The visual distortion indices also correlated with commonly measured corneal structural parameters. Both GDI and GUI increased with higher corneal curvature, higher TKC and lower corneal thickness. The maximum corneal curvature (Kmax) and central corneal thickness better reflect the quality of life measures in keratoconus compared to visual acuity [38, 39]. Distortion measurement could therefore serve as a helpful bridge between clinical indicators and perceived quality of life that is quick and simple to administer.

In recent times home monitoring of different ocular conditions have been used [31, 40, 41] and these have become even more important due to the COVID-19 pandemic, during which it has been necessary in many instances to constrain in-person clinical interactions to essential care. Various home-based applications implemented on the digital devices show good reliability compared to the hospital-based tests for different ocular conditions [40,41,42,43,44]. As far as we are aware, there are no systematic measures of distortion in keratoconus that could be utilised in this context. Proper monitoring in keratoconus could ensure timely medical intervention such as collagen crosslinking but requires assessment by an eye care professional using specialist imaging equipment. A simple monocular visual task such as that used in the current study could be easily transformed into a home-based tool. This also holds promise for individuals living with keratoconus in remote or rural areas with limited specialist access. In future, we will develop a version of the distortion test for use on personal or portable computing devices, to explore the use of the test as a home based tool for keratoconus.

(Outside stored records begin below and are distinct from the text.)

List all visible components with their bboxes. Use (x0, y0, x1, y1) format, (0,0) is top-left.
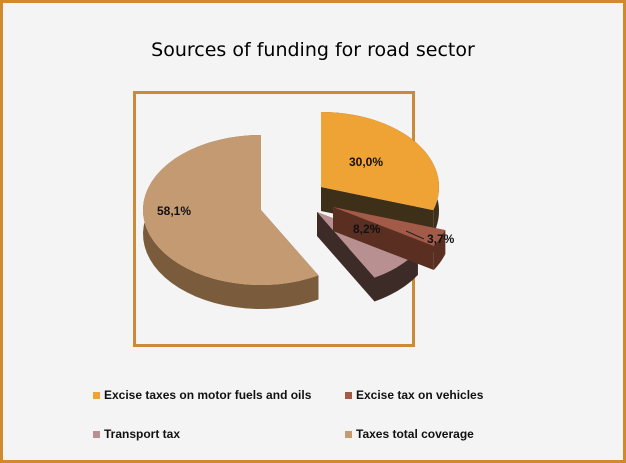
data-label-excise-taxes-on-motor-fuels-and-oils: 30,0% (349, 155, 383, 169)
pie-chart: 30,0% 3,7% 8,2% 58,1% (143, 112, 455, 309)
data-label-transport-tax: 8,2% (353, 222, 381, 236)
legend-item-taxes-total: Taxes total coverage (345, 427, 474, 441)
legend-label: Transport tax (104, 427, 181, 441)
leader-line (405, 230, 425, 240)
pie-slice-top (143, 135, 319, 286)
legend-label: Taxes total coverage (356, 427, 474, 441)
legend-item-transport-tax: Transport tax (93, 427, 180, 441)
pie-slice-edge (433, 230, 446, 270)
pie-slice-edge (374, 250, 418, 302)
pie-slice-side (333, 207, 434, 270)
pie-slice-edge (143, 135, 319, 309)
legend-swatch (93, 391, 100, 399)
legend: Excise taxes on motor fuels and oils Exc… (93, 388, 613, 448)
legend-item-excise-vehicles: Excise tax on vehicles (345, 388, 483, 402)
legend-item-excise-fuels: Excise taxes on motor fuels and oils (93, 388, 311, 402)
data-label-taxes-total-coverage: 58,1% (157, 204, 191, 218)
pie-slice-top (321, 112, 439, 211)
legend-swatch (345, 430, 352, 438)
legend-swatch (93, 430, 100, 438)
legend-swatch (345, 391, 352, 399)
legend-label: Excise tax on vehicles (356, 388, 484, 402)
chart-title: Sources of funding for road sector (151, 39, 475, 61)
pie-slice-taxes-total-coverage (143, 135, 319, 309)
data-label-excise-tax-on-vehicles: 3,7% (427, 232, 455, 246)
legend-label: Excise taxes on motor fuels and oils (104, 388, 312, 402)
pie-slice-side (317, 212, 375, 302)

Some limitations can be identified for our study. Firstly, our paradigm provides information about distortion magnitude, but less about the individual’s subjective percept, e.g. magnification, barrel distortion, etc. If clinically relevant, practitioners can store the square drawings to retain as a way of visually monitoring distortion over time. However, at present we are not able to offer a systematic method for detecting significant changes in the shape of the constructed square, which has the capacity to change significantly while yielding similar GDI and GUI measurements. This could be developed in future using image processing techniques or through methods such as subdivision into quadrant-based GDI and GUI measurements. Additionally, the value of a measurement tool to detect progression of keratoconus remediation following treatment will depend on the repeatability of distortion measurements, which is the focus of future work. Secondly, this was a cross-sectional study and we are unable to provide information about the extent to which treatments for keratoconus such as cross-linking may affect such measurements. As the correlation between BCVA and our distortion measures was modest, we cannot be certain whether interventions to improve visual acuity will impact GDI and GUI. As such, whether these distortion measures could be used to support clinical decision-making about keratoconus interventions or as a treatment outcome measure should be a focus of future work.


What was known before

  • People with Keratoconus experience distorted vision.

  • There are no methods to quantitatively measure distortion in keratoconus.

What this study adds

  • This is the first quantitative study to assess distortion experienced in keratoconus.

  • Distortion was higher in keratoconus compared to normal controls.

  • Distortion measures correlated with clinical metrics of VA, Kmax and TKC.

  • In future, the distortion test could be developed as a home-based tool to monitor keratoconus.